After the unfriendliness of the Sierra town, I found an unexpected lump in my throat, and when Sandoval said, “Muy simpatica … what a darling mamacita,” I couldn’t say anything at all.

We dismounted and followed her through the doll’s town. There were perhaps twenty-five or thirty little log houses. I’d never seen anything like them before, and never since. They were tiny things, the logs white-washed and put together like a rail fence, so that no windows were needed—just doorways, that had, of course, no doors—with low, thatched roofs. They all seemed to be of one room, with a fireplace of rocks in a corner, perhaps a rough table, and a hammock or pallet for sleeping.

The daughter’s house was big. It was, in fact, two houses, one the kitchen, and the other a long, low room with hard-packed earth floor furnished with built-in benches and table.

The daughter, a young woman with a tiny infant at her breast, came from the kitchen. She was rather tall, barefoot, and dressed much as the mamacita was, with black, shiny braids falling over the front of her low-cut white blouse that did not conceal her lush bosom. Her face completely stopped me. What part Indian she was, and what part Spanish, I never knew, and she may not have, but she was a woman of rare beauty. The same thought came instantly both to Sandoval and to me. Later he said dreamily, “I wish I were a great artist. I should paint her as the Virgin of the Andes.” And in that still, calm face lay the essence of all madonnas.

She took us to the main house, where Sandoval disposed of the gear and set up my cot. This was the guest room where he, the mule driver, and I were to sleep. The Virgin, her husband, and the baby slept in a loft which was reached by a toy outside staircase.

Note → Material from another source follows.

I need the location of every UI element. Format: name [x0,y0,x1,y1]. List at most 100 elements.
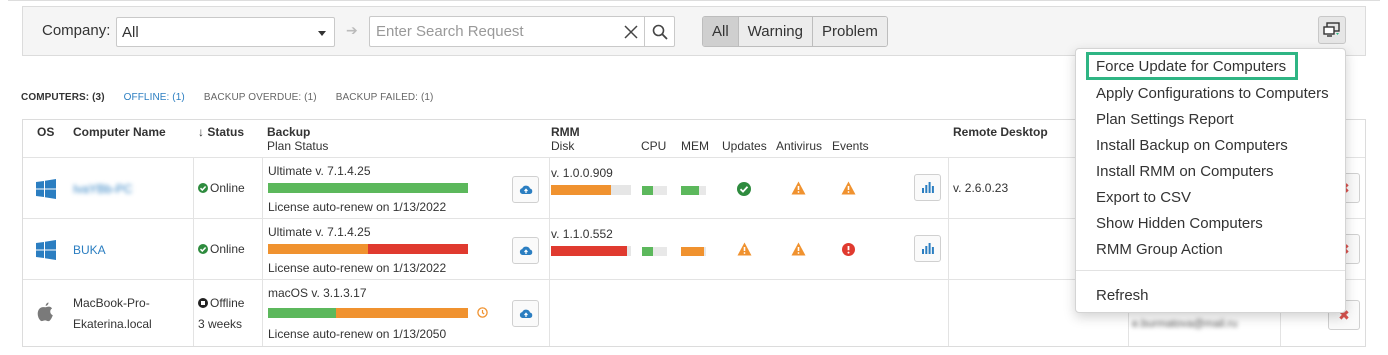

Very shortly, the villagers came drifting in to pay their respects to the strange phenomenon of visitors, and by the time dinner was served in the kitchen, at least half the population was there. I counted twenty-three people squatting around the walls on the earthen floor as Sandoval and I ate. Either they had eaten before or it was the custom to serve strangers separately, for we were the honored guests, with a tiny, low table laid for two at one end of the room. From somewhere a coarse white cloth was produced to cover it, and it was neatly laid with carved gourds, wooden spoons and forks. There was little from the outside world in Omia—the only things I remember now were a few knives and some cheap glass bottles.

The first course was soup with large pieces of yaca (a root which is somewhat like potato in flavor) and pieces of corn on the cob floating in it. There was a dark meat in the rich broth which Sandoval said was pavo del monte, wild turkey. The Virgin knelt over her cooking fire in a corner while we ate the soup.

The second course was also soup— chicken soup with yuca and a special kind of banana and generous chunks of breast of chicken. The third course was Guinea pig roasted in a clay olla. In all the houses of that region you found Guinea pigs, usually in the kitchen; as we ate they scurried about under the table, squeaking shrilly, being chased by kittens and puppies.

After we had finished, everybody drifted toward the other part of the house; and as I stepped into the tropic night bright with low-hung stars, from somewhere in the distance came the music of Quechua flutes. The rest of the village had come to call, and we must have been fifty in the big room while the Indians gave us music that hasn't changed in a thousand years—music of the Inca kings, strange cadences of harp, flute, and Indian violin.

The guests, holding the sleeping children, sat on the benches, on my cot, on the floor, all silent until the concert was finished. Then with formal bows and many muy buenas nocbes, they drifted away. Juan was soon snoring on a bench, and I was about to climb into my cot when it occurred to me that I had forgotten temporarily the reason for the long journey.